The report, “Getting to Equal 2017: Closing the Gender Pay Gap,” claims that by utilizing digital communication, improving technology skills and proactively strategizing career planning, women could narrow the wage gap by 35 per cent and add nearly $4 trillion to their income globally by 2030.
On average around the world, women make about $100 for every $140 men earn, the study found. But when accounting for unpaid labour, such as cooking, cleaning and other household chores, researchers say the gap significantly increases: Women earn just $100 for every $258 men make.
Unpaid labour is especially prevalent in the developing world, says Julie Sweet, CEO for Accenture’s North America operations, and can make it more difficult for women to learn basic digital skills that allow them to participate in the paid workforce without requiring a strong educational background.
“Digital fluency is literally your ability to do things like banking online, to connect with people, to use a device and the internet in a very easy way,” Sweet says. “Those skills are skills that are in demand in the workplace, that are kind of prerequisites to getting many jobs in today’s world.”
The impact is higher in developing countries, but still important in developed markets: Online communication skills allow flexibility for education and employment opportunities through online classes, telecommuting and networking.
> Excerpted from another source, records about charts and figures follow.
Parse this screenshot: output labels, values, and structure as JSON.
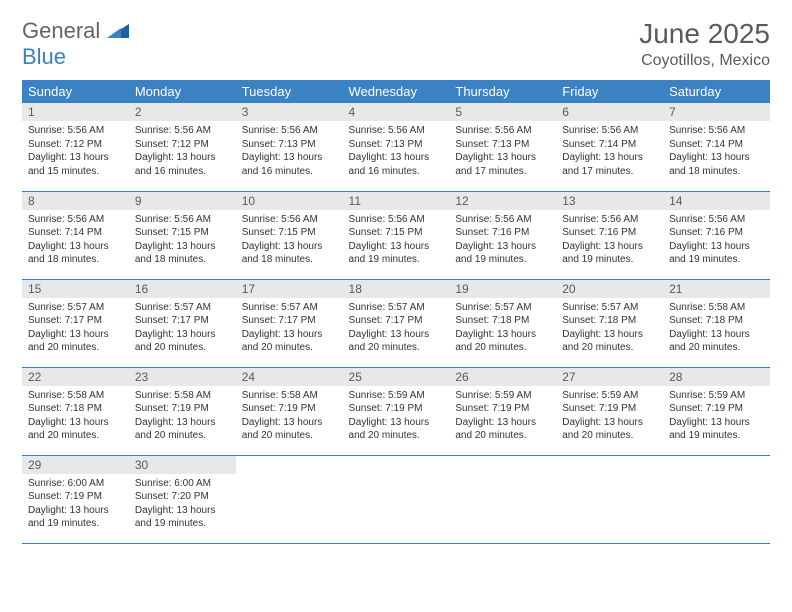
{
  "brand": {
    "part1": "General",
    "part2": "Blue"
  },
  "title": "June 2025",
  "location": "Coyotillos, Mexico",
  "colors": {
    "header_bg": "#3b82c4",
    "header_text": "#ffffff",
    "daynum_bg": "#e8e8e8",
    "text_gray": "#5a5a5a",
    "body_text": "#333333",
    "page_bg": "#ffffff"
  },
  "fonts": {
    "title_size": 28,
    "location_size": 16,
    "dayhead_size": 13,
    "daynum_size": 12,
    "body_size": 10
  },
  "weekdays": [
    "Sunday",
    "Monday",
    "Tuesday",
    "Wednesday",
    "Thursday",
    "Friday",
    "Saturday"
  ],
  "weeks": [
    [
      {
        "day": "1",
        "sunrise": "Sunrise: 5:56 AM",
        "sunset": "Sunset: 7:12 PM",
        "dl1": "Daylight: 13 hours",
        "dl2": "and 15 minutes."
      },
      {
        "day": "2",
        "sunrise": "Sunrise: 5:56 AM",
        "sunset": "Sunset: 7:12 PM",
        "dl1": "Daylight: 13 hours",
        "dl2": "and 16 minutes."
      },
      {
        "day": "3",
        "sunrise": "Sunrise: 5:56 AM",
        "sunset": "Sunset: 7:13 PM",
        "dl1": "Daylight: 13 hours",
        "dl2": "and 16 minutes."
      },
      {
        "day": "4",
        "sunrise": "Sunrise: 5:56 AM",
        "sunset": "Sunset: 7:13 PM",
        "dl1": "Daylight: 13 hours",
        "dl2": "and 16 minutes."
      },
      {
        "day": "5",
        "sunrise": "Sunrise: 5:56 AM",
        "sunset": "Sunset: 7:13 PM",
        "dl1": "Daylight: 13 hours",
        "dl2": "and 17 minutes."
      },
      {
        "day": "6",
        "sunrise": "Sunrise: 5:56 AM",
        "sunset": "Sunset: 7:14 PM",
        "dl1": "Daylight: 13 hours",
        "dl2": "and 17 minutes."
      },
      {
        "day": "7",
        "sunrise": "Sunrise: 5:56 AM",
        "sunset": "Sunset: 7:14 PM",
        "dl1": "Daylight: 13 hours",
        "dl2": "and 18 minutes."
      }
    ],
    [
      {
        "day": "8",
        "sunrise": "Sunrise: 5:56 AM",
        "sunset": "Sunset: 7:14 PM",
        "dl1": "Daylight: 13 hours",
        "dl2": "and 18 minutes."
      },
      {
        "day": "9",
        "sunrise": "Sunrise: 5:56 AM",
        "sunset": "Sunset: 7:15 PM",
        "dl1": "Daylight: 13 hours",
        "dl2": "and 18 minutes."
      },
      {
        "day": "10",
        "sunrise": "Sunrise: 5:56 AM",
        "sunset": "Sunset: 7:15 PM",
        "dl1": "Daylight: 13 hours",
        "dl2": "and 18 minutes."
      },
      {
        "day": "11",
        "sunrise": "Sunrise: 5:56 AM",
        "sunset": "Sunset: 7:15 PM",
        "dl1": "Daylight: 13 hours",
        "dl2": "and 19 minutes."
      },
      {
        "day": "12",
        "sunrise": "Sunrise: 5:56 AM",
        "sunset": "Sunset: 7:16 PM",
        "dl1": "Daylight: 13 hours",
        "dl2": "and 19 minutes."
      },
      {
        "day": "13",
        "sunrise": "Sunrise: 5:56 AM",
        "sunset": "Sunset: 7:16 PM",
        "dl1": "Daylight: 13 hours",
        "dl2": "and 19 minutes."
      },
      {
        "day": "14",
        "sunrise": "Sunrise: 5:56 AM",
        "sunset": "Sunset: 7:16 PM",
        "dl1": "Daylight: 13 hours",
        "dl2": "and 19 minutes."
      }
    ],
    [
      {
        "day": "15",
        "sunrise": "Sunrise: 5:57 AM",
        "sunset": "Sunset: 7:17 PM",
        "dl1": "Daylight: 13 hours",
        "dl2": "and 20 minutes."
      },
      {
        "day": "16",
        "sunrise": "Sunrise: 5:57 AM",
        "sunset": "Sunset: 7:17 PM",
        "dl1": "Daylight: 13 hours",
        "dl2": "and 20 minutes."
      },
      {
        "day": "17",
        "sunrise": "Sunrise: 5:57 AM",
        "sunset": "Sunset: 7:17 PM",
        "dl1": "Daylight: 13 hours",
        "dl2": "and 20 minutes."
      },
      {
        "day": "18",
        "sunrise": "Sunrise: 5:57 AM",
        "sunset": "Sunset: 7:17 PM",
        "dl1": "Daylight: 13 hours",
        "dl2": "and 20 minutes."
      },
      {
        "day": "19",
        "sunrise": "Sunrise: 5:57 AM",
        "sunset": "Sunset: 7:18 PM",
        "dl1": "Daylight: 13 hours",
        "dl2": "and 20 minutes."
      },
      {
        "day": "20",
        "sunrise": "Sunrise: 5:57 AM",
        "sunset": "Sunset: 7:18 PM",
        "dl1": "Daylight: 13 hours",
        "dl2": "and 20 minutes."
      },
      {
        "day": "21",
        "sunrise": "Sunrise: 5:58 AM",
        "sunset": "Sunset: 7:18 PM",
        "dl1": "Daylight: 13 hours",
        "dl2": "and 20 minutes."
      }
    ],
    [
      {
        "day": "22",
        "sunrise": "Sunrise: 5:58 AM",
        "sunset": "Sunset: 7:18 PM",
        "dl1": "Daylight: 13 hours",
        "dl2": "and 20 minutes."
      },
      {
        "day": "23",
        "sunrise": "Sunrise: 5:58 AM",
        "sunset": "Sunset: 7:19 PM",
        "dl1": "Daylight: 13 hours",
        "dl2": "and 20 minutes."
      },
      {
        "day": "24",
        "sunrise": "Sunrise: 5:58 AM",
        "sunset": "Sunset: 7:19 PM",
        "dl1": "Daylight: 13 hours",
        "dl2": "and 20 minutes."
      },
      {
        "day": "25",
        "sunrise": "Sunrise: 5:59 AM",
        "sunset": "Sunset: 7:19 PM",
        "dl1": "Daylight: 13 hours",
        "dl2": "and 20 minutes."
      },
      {
        "day": "26",
        "sunrise": "Sunrise: 5:59 AM",
        "sunset": "Sunset: 7:19 PM",
        "dl1": "Daylight: 13 hours",
        "dl2": "and 20 minutes."
      },
      {
        "day": "27",
        "sunrise": "Sunrise: 5:59 AM",
        "sunset": "Sunset: 7:19 PM",
        "dl1": "Daylight: 13 hours",
        "dl2": "and 20 minutes."
      },
      {
        "day": "28",
        "sunrise": "Sunrise: 5:59 AM",
        "sunset": "Sunset: 7:19 PM",
        "dl1": "Daylight: 13 hours",
        "dl2": "and 19 minutes."
      }
    ],
    [
      {
        "day": "29",
        "sunrise": "Sunrise: 6:00 AM",
        "sunset": "Sunset: 7:19 PM",
        "dl1": "Daylight: 13 hours",
        "dl2": "and 19 minutes."
      },
      {
        "day": "30",
        "sunrise": "Sunrise: 6:00 AM",
        "sunset": "Sunset: 7:20 PM",
        "dl1": "Daylight: 13 hours",
        "dl2": "and 19 minutes."
      },
      null,
      null,
      null,
      null,
      null
    ]
  ]
}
Improving digital communication skills could narrow the wage gap by 21 per cent globally, according to the report, which surveyed more than 28,000 people from 29 countries. Digital fluency is especially important for mothers, who face a wage gap not only with fathers, but with other working women.
Communicating digitally isn’t enough to close the gap, though; women must forge ahead in high-demand STEM fields, according to the study. The 2016 U.S. News/Raytheon STEM Index shows that while women do outnumber men in some fields, such as biology, they are sorely underrepresented in some of the most lucrative industries, such as computer science and engineering.
Interest in math is all it takes for teenage boys to consider physics careers, while teenage girls need to score well on exams to think about going for jobs in the math-heavy field, a study finds.
Even gaining additional technology exposure, such as designing a website or taking an introductory coding course, can help women fast-track their careers, according to the report. Of women surveyed in senior management positions, 37 per cent studied a STEM field or used their digital experience to advance their careers.
“What you want is to have women at the same pace as men doing tech immersion,” Sweet says. “It’s not that every woman has to do it, but to close the gap you need to have them do it at the same pace as men…..Men are significantly outstripping women in taking those kinds of courses and then later taking the training and then adopting it in their jobs.”